There’s a ton of commentary and analysis out there on the Trial, and I got a little flummoxed by it. One question was “[Question] 20.Write a note on the changes in furniture, robing and disrobing in the book.” Damn, was I supposed to be paying attention to the furniture?!

However, I was more concerned by the fact that I seemed to be the only member struck by the spiritual struggle of the main character; the others focused on the struggle against the system. Perhaps I was born too late. This Big Machine message is such a “duh” idea that I hardly blinked, and thus the major impact this book had was lost on me. I suppose if I had read this in 1925 (?) or when I was 20 years old, this would have made a much stronger impression. But not only did I just read a 300-plus page book on the industrial prison complex, I’ve been an adult working in the corporate world for over 25 years. So this idea of powerlessness against the system barely made a blip on my radar, and I suppose why I was more interested in the internal struggle of Joseph K.

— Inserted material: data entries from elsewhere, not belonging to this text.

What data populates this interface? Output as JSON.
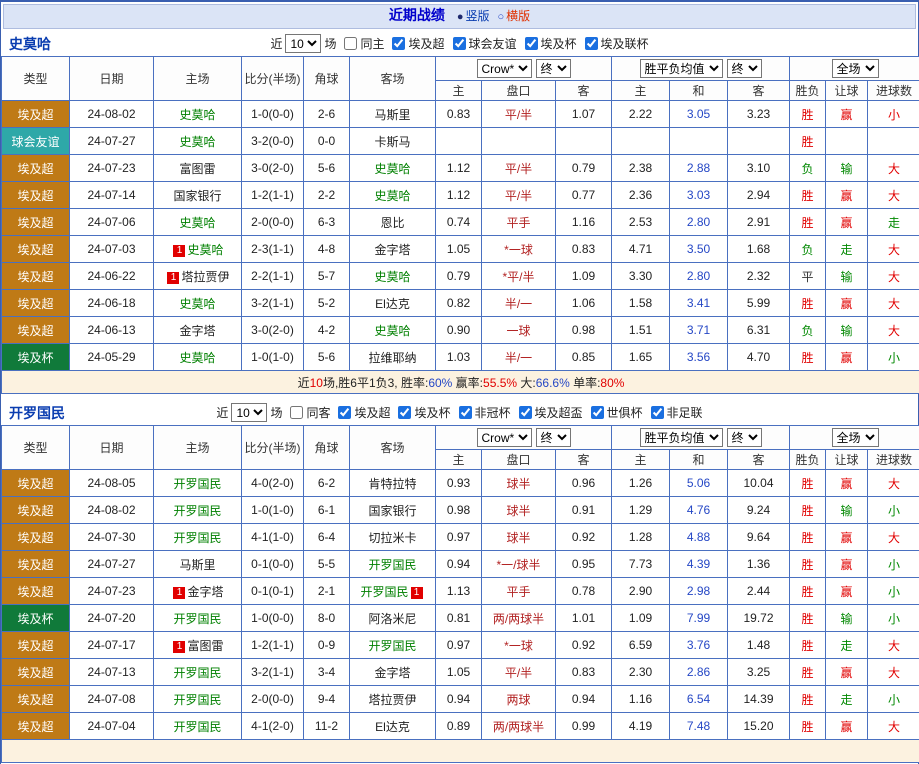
{
  "topbar": {
    "title": "近期战绩",
    "radio_vertical": "竖版",
    "radio_horizontal": "横版"
  },
  "table_headers": {
    "type": "类型",
    "date": "日期",
    "home": "主场",
    "score": "比分(半场)",
    "corner": "角球",
    "away": "客场",
    "odds_company": "Crow*",
    "final1": "终",
    "odds_cols": [
      "主",
      "盘口",
      "客"
    ],
    "wdl_label": "胜平负均值",
    "final2": "终",
    "wdl_cols": [
      "主",
      "和",
      "客"
    ],
    "scope_label": "全场",
    "result_cols": [
      "胜负",
      "让球",
      "进球数"
    ]
  },
  "colors": {
    "league_super": "#bf7a16",
    "league_friendly": "#2ea8a8",
    "league_cup": "#107a3a",
    "team_highlight": "#008000",
    "win_red": "#e10000",
    "lose_green": "#008800",
    "draw_blue": "#2547c5",
    "handicap_red": "#b22222"
  },
  "sections": [
    {
      "team": "史莫哈",
      "filter": {
        "near": "近",
        "count": "10",
        "games": "场",
        "same": "同主",
        "leagues": [
          "埃及超",
          "球会友谊",
          "埃及杯",
          "埃及联杯"
        ]
      },
      "rows": [
        {
          "type": "埃及超",
          "tc": "super",
          "date": "24-08-02",
          "home": "史莫哈",
          "hg": true,
          "score": "1-0(0-0)",
          "corner": "2-6",
          "away": "马斯里",
          "ag": false,
          "oh": "0.83",
          "hc": "平/半",
          "oa": "1.07",
          "wh": "2.22",
          "wd": "3.05",
          "wa": "3.23",
          "res": "胜",
          "resc": "r",
          "hr": "赢",
          "hrc": "r",
          "gr": "小",
          "grc": "r"
        },
        {
          "type": "球会友谊",
          "tc": "friendly",
          "date": "24-07-27",
          "home": "史莫哈",
          "hg": true,
          "score": "3-2(0-0)",
          "corner": "0-0",
          "away": "卡斯马",
          "ag": false,
          "oh": "",
          "hc": "",
          "oa": "",
          "wh": "",
          "wd": "",
          "wa": "",
          "res": "胜",
          "resc": "r",
          "hr": "",
          "hrc": "",
          "gr": "",
          "grc": ""
        },
        {
          "type": "埃及超",
          "tc": "super",
          "date": "24-07-23",
          "home": "富图雷",
          "hg": false,
          "score": "3-0(2-0)",
          "corner": "5-6",
          "away": "史莫哈",
          "ag": true,
          "oh": "1.12",
          "hc": "平/半",
          "oa": "0.79",
          "wh": "2.38",
          "wd": "2.88",
          "wa": "3.10",
          "res": "负",
          "resc": "g",
          "hr": "输",
          "hrc": "g",
          "gr": "大",
          "grc": "r"
        },
        {
          "type": "埃及超",
          "tc": "super",
          "date": "24-07-14",
          "home": "国家银行",
          "hg": false,
          "score": "1-2(1-1)",
          "corner": "2-2",
          "away": "史莫哈",
          "ag": true,
          "oh": "1.12",
          "hc": "平/半",
          "oa": "0.77",
          "wh": "2.36",
          "wd": "3.03",
          "wa": "2.94",
          "res": "胜",
          "resc": "r",
          "hr": "赢",
          "hrc": "r",
          "gr": "大",
          "grc": "r"
        },
        {
          "type": "埃及超",
          "tc": "super",
          "date": "24-07-06",
          "home": "史莫哈",
          "hg": true,
          "score": "2-0(0-0)",
          "corner": "6-3",
          "away": "恩比",
          "ag": false,
          "oh": "0.74",
          "hc": "平手",
          "oa": "1.16",
          "wh": "2.53",
          "wd": "2.80",
          "wa": "2.91",
          "res": "胜",
          "resc": "r",
          "hr": "赢",
          "hrc": "r",
          "gr": "走",
          "grc": "g"
        },
        {
          "type": "埃及超",
          "tc": "super",
          "date": "24-07-03",
          "hb": "1",
          "home": "史莫哈",
          "hg": true,
          "score": "2-3(1-1)",
          "corner": "4-8",
          "away": "金字塔",
          "ag": false,
          "oh": "1.05",
          "hc": "*一球",
          "oa": "0.83",
          "wh": "4.71",
          "wd": "3.50",
          "wa": "1.68",
          "res": "负",
          "resc": "g",
          "hr": "走",
          "hrc": "g",
          "gr": "大",
          "grc": "r"
        },
        {
          "type": "埃及超",
          "tc": "super",
          "date": "24-06-22",
          "hb": "1",
          "home": "塔拉贾伊",
          "hg": false,
          "score": "2-2(1-1)",
          "corner": "5-7",
          "away": "史莫哈",
          "ag": true,
          "oh": "0.79",
          "hc": "*平/半",
          "oa": "1.09",
          "wh": "3.30",
          "wd": "2.80",
          "wa": "2.32",
          "res": "平",
          "resc": "k",
          "hr": "输",
          "hrc": "g",
          "gr": "大",
          "grc": "r"
        },
        {
          "type": "埃及超",
          "tc": "super",
          "date": "24-06-18",
          "home": "史莫哈",
          "hg": true,
          "score": "3-2(1-1)",
          "corner": "5-2",
          "away": "El达克",
          "ag": false,
          "oh": "0.82",
          "hc": "半/一",
          "oa": "1.06",
          "wh": "1.58",
          "wd": "3.41",
          "wa": "5.99",
          "res": "胜",
          "resc": "r",
          "hr": "赢",
          "hrc": "r",
          "gr": "大",
          "grc": "r"
        },
        {
          "type": "埃及超",
          "tc": "super",
          "date": "24-06-13",
          "home": "金字塔",
          "hg": false,
          "score": "3-0(2-0)",
          "corner": "4-2",
          "away": "史莫哈",
          "ag": true,
          "oh": "0.90",
          "hc": "一球",
          "oa": "0.98",
          "wh": "1.51",
          "wd": "3.71",
          "wa": "6.31",
          "res": "负",
          "resc": "g",
          "hr": "输",
          "hrc": "g",
          "gr": "大",
          "grc": "r"
        },
        {
          "type": "埃及杯",
          "tc": "cup",
          "date": "24-05-29",
          "home": "史莫哈",
          "hg": true,
          "score": "1-0(1-0)",
          "corner": "5-6",
          "away": "拉维耶纳",
          "ag": false,
          "oh": "1.03",
          "hc": "半/一",
          "oa": "0.85",
          "wh": "1.65",
          "wd": "3.56",
          "wa": "4.70",
          "res": "胜",
          "resc": "r",
          "hr": "赢",
          "hrc": "r",
          "gr": "小",
          "grc": "g"
        }
      ],
      "summary": [
        {
          "t": "近"
        },
        {
          "t": "10",
          "c": "r"
        },
        {
          "t": "场,胜6平1负3, 胜率:"
        },
        {
          "t": "60%",
          "c": "b"
        },
        {
          "t": " 赢率:"
        },
        {
          "t": "55.5%",
          "c": "r"
        },
        {
          "t": " 大:"
        },
        {
          "t": "66.6%",
          "c": "b"
        },
        {
          "t": " 单率:"
        },
        {
          "t": "80%",
          "c": "r"
        }
      ]
    },
    {
      "team": "开罗国民",
      "filter": {
        "near": "近",
        "count": "10",
        "games": "场",
        "same": "同客",
        "leagues": [
          "埃及超",
          "埃及杯",
          "非冠杯",
          "埃及超盃",
          "世俱杯",
          "非足联"
        ]
      },
      "rows": [
        {
          "type": "埃及超",
          "tc": "super",
          "date": "24-08-05",
          "home": "开罗国民",
          "hg": true,
          "score": "4-0(2-0)",
          "corner": "6-2",
          "away": "肯特拉特",
          "ag": false,
          "oh": "0.93",
          "hc": "球半",
          "oa": "0.96",
          "wh": "1.26",
          "wd": "5.06",
          "wa": "10.04",
          "res": "胜",
          "resc": "r",
          "hr": "赢",
          "hrc": "r",
          "gr": "大",
          "grc": "r"
        },
        {
          "type": "埃及超",
          "tc": "super",
          "date": "24-08-02",
          "home": "开罗国民",
          "hg": true,
          "score": "1-0(1-0)",
          "corner": "6-1",
          "away": "国家银行",
          "ag": false,
          "oh": "0.98",
          "hc": "球半",
          "oa": "0.91",
          "wh": "1.29",
          "wd": "4.76",
          "wa": "9.24",
          "res": "胜",
          "resc": "r",
          "hr": "输",
          "hrc": "g",
          "gr": "小",
          "grc": "g"
        },
        {
          "type": "埃及超",
          "tc": "super",
          "date": "24-07-30",
          "home": "开罗国民",
          "hg": true,
          "score": "4-1(1-0)",
          "corner": "6-4",
          "away": "切拉米卡",
          "ag": false,
          "oh": "0.97",
          "hc": "球半",
          "oa": "0.92",
          "wh": "1.28",
          "wd": "4.88",
          "wa": "9.64",
          "res": "胜",
          "resc": "r",
          "hr": "赢",
          "hrc": "r",
          "gr": "大",
          "grc": "r"
        },
        {
          "type": "埃及超",
          "tc": "super",
          "date": "24-07-27",
          "home": "马斯里",
          "hg": false,
          "score": "0-1(0-0)",
          "corner": "5-5",
          "away": "开罗国民",
          "ag": true,
          "oh": "0.94",
          "hc": "*一/球半",
          "oa": "0.95",
          "wh": "7.73",
          "wd": "4.39",
          "wa": "1.36",
          "res": "胜",
          "resc": "r",
          "hr": "赢",
          "hrc": "r",
          "gr": "小",
          "grc": "g"
        },
        {
          "type": "埃及超",
          "tc": "super",
          "date": "24-07-23",
          "hb": "1",
          "home": "金字塔",
          "hg": false,
          "score": "0-1(0-1)",
          "corner": "2-1",
          "away": "开罗国民",
          "ag": true,
          "aba": "1",
          "oh": "1.13",
          "hc": "平手",
          "oa": "0.78",
          "wh": "2.90",
          "wd": "2.98",
          "wa": "2.44",
          "res": "胜",
          "resc": "r",
          "hr": "赢",
          "hrc": "r",
          "gr": "小",
          "grc": "g"
        },
        {
          "type": "埃及杯",
          "tc": "cup",
          "date": "24-07-20",
          "home": "开罗国民",
          "hg": true,
          "score": "1-0(0-0)",
          "corner": "8-0",
          "away": "阿洛米尼",
          "ag": false,
          "oh": "0.81",
          "hc": "两/两球半",
          "oa": "1.01",
          "wh": "1.09",
          "wd": "7.99",
          "wa": "19.72",
          "res": "胜",
          "resc": "r",
          "hr": "输",
          "hrc": "g",
          "gr": "小",
          "grc": "g"
        },
        {
          "type": "埃及超",
          "tc": "super",
          "date": "24-07-17",
          "hb": "1",
          "home": "富图雷",
          "hg": false,
          "score": "1-2(1-1)",
          "corner": "0-9",
          "away": "开罗国民",
          "ag": true,
          "oh": "0.97",
          "hc": "*一球",
          "oa": "0.92",
          "wh": "6.59",
          "wd": "3.76",
          "wa": "1.48",
          "res": "胜",
          "resc": "r",
          "hr": "走",
          "hrc": "g",
          "gr": "大",
          "grc": "r"
        },
        {
          "type": "埃及超",
          "tc": "super",
          "date": "24-07-13",
          "home": "开罗国民",
          "hg": true,
          "score": "3-2(1-1)",
          "corner": "3-4",
          "away": "金字塔",
          "ag": false,
          "oh": "1.05",
          "hc": "平/半",
          "oa": "0.83",
          "wh": "2.30",
          "wd": "2.86",
          "wa": "3.25",
          "res": "胜",
          "resc": "r",
          "hr": "赢",
          "hrc": "r",
          "gr": "大",
          "grc": "r"
        },
        {
          "type": "埃及超",
          "tc": "super",
          "date": "24-07-08",
          "home": "开罗国民",
          "hg": true,
          "score": "2-0(0-0)",
          "corner": "9-4",
          "away": "塔拉贾伊",
          "ag": false,
          "oh": "0.94",
          "hc": "两球",
          "oa": "0.94",
          "wh": "1.16",
          "wd": "6.54",
          "wa": "14.39",
          "res": "胜",
          "resc": "r",
          "hr": "走",
          "hrc": "g",
          "gr": "小",
          "grc": "g"
        },
        {
          "type": "埃及超",
          "tc": "super",
          "date": "24-07-04",
          "home": "开罗国民",
          "hg": true,
          "score": "4-1(2-0)",
          "corner": "11-2",
          "away": "El达克",
          "ag": false,
          "oh": "0.89",
          "hc": "两/两球半",
          "oa": "0.99",
          "wh": "4.19",
          "wd": "7.48",
          "wa": "15.20",
          "res": "胜",
          "resc": "r",
          "hr": "赢",
          "hrc": "r",
          "gr": "大",
          "grc": "r"
        }
      ],
      "summary": []
    }
  ]
}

Anyway, I did “enjoy” the book and would give it 3½ out of 5 stars. Here are a few other items of note about the book:

  • Definitely get the Schocken translation. Seriously, you will have a much better experience. The version I have even has the deleted passages and unfinished chapters.
  • In a few instances, a paragraph went on for six whole pages. I found the super-long paragraph an annoying and affected device at first but came to appreciate it as the book went on. The tension! Sometimes it just takes me a while to get into the style of the writer. But once I got into it, I really dug Kafka’s groove.
  • There is an Alice and Wonderland quality to the descriptions of the System, which I found kind of fun.
  • Kafka builds a very palpable feeling of claustrophobia and futility in this oppressive society governed by an omnipresent overseer.

So, while I seemed to get out of The Trial something different from my fellow group members, I wouldn’t say I’m too stupid to read Kafka. Maybe I’m just too familiar with The Machine.

Additional Reading

The book about the industrial prison complex is “The New Jim Crowe: Mass Incarceration in the Age of Colorblindness” by Michelle Alexander. An awesome read.

I added Kafka-esque writer Bruno Shulz’s “The Street of Crocodiles” to my reading list based on recommendations of two members. That’s one of the best things about the book group – learning about more books to read.